Les vieux téléviseurs, eux, étaient relégués derrière les caméscopes, des vidéos qu’on filmait le week-end ou pendant les vacances et qu’on passait en boucle sur les écrans resserrés : anniversaires, fêtes religieuses, vacances à la mer et tout ce qui pouvait se rapporter à une forme de nostalgie, de quatre tiers plus réel que le réel.

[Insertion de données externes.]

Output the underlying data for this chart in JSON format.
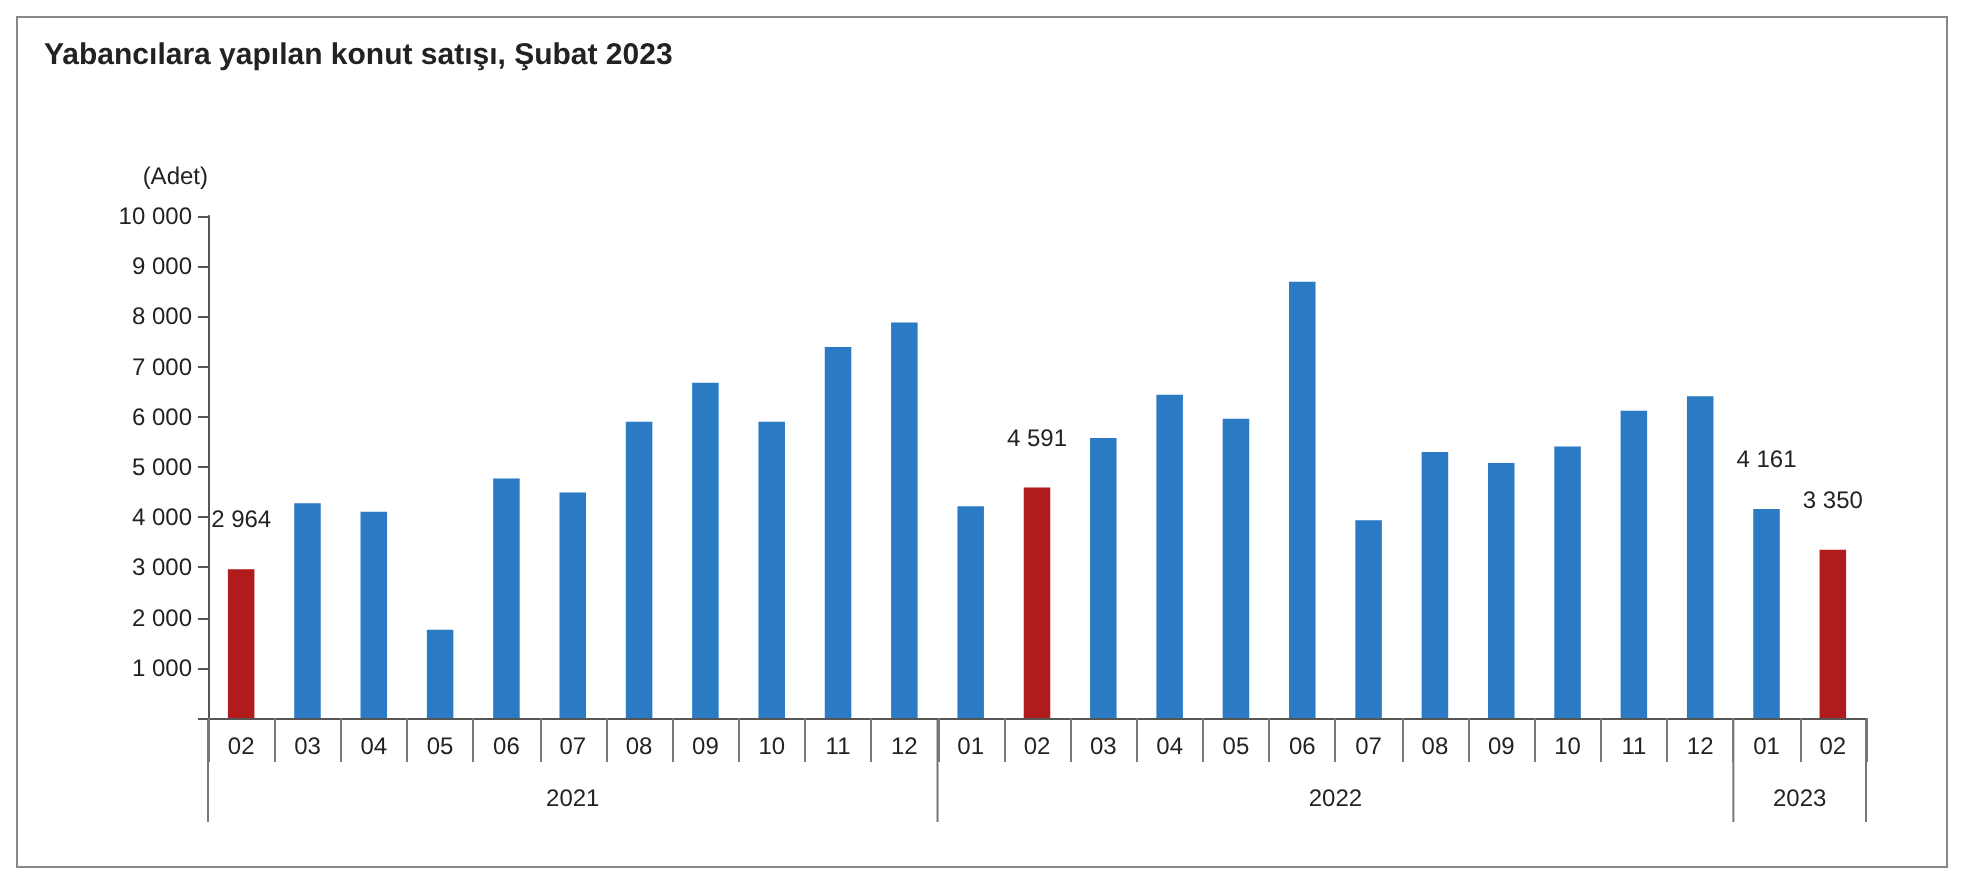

On appelait ça le paradoxe du voyeur : les films des autres qu’ils nous fallait voir dans les moindres détails, nets, plus précis que l’œil humain, quelque chose d’immortel et qui nous dépasserait — les vidéos de l’intime qu’il fallait pourtant faillibles, avec leurs zones d’ombres et de flous — la possibilité, in fine, de réparer nos erreurs.




C’ÉTAIT LE PREMIER SAMEDI DE JUIN et on essayait fort de s’amuser, les bières dans la glacière et la sono à fond, le soleil qui se couchait mais le ciel encore très bleu, l’herbe très verte et la piscine aux reflets immobiles, comme silencieuse, nos corps qui baignaient de ce silence, dansants d’une extrême lenteur, au ralenti, les épaules déroulées et les hanches allongées, les genoux écartés, les corps qu’on exhibaient avec une certaine condescendance, parce qu’on était jeunes et immortels et que le monde se résumait à ce jardin, à cette piscine ces arbres fleuris, l’au-delà comme dans le rêve, la fièvre, vision floue et poussiéreuse, derrière la baie vitrée la télévision et le grésillement lointain des drones lâchés des avions-cargos, les feux bleus rouges verts et les cratères par milliers.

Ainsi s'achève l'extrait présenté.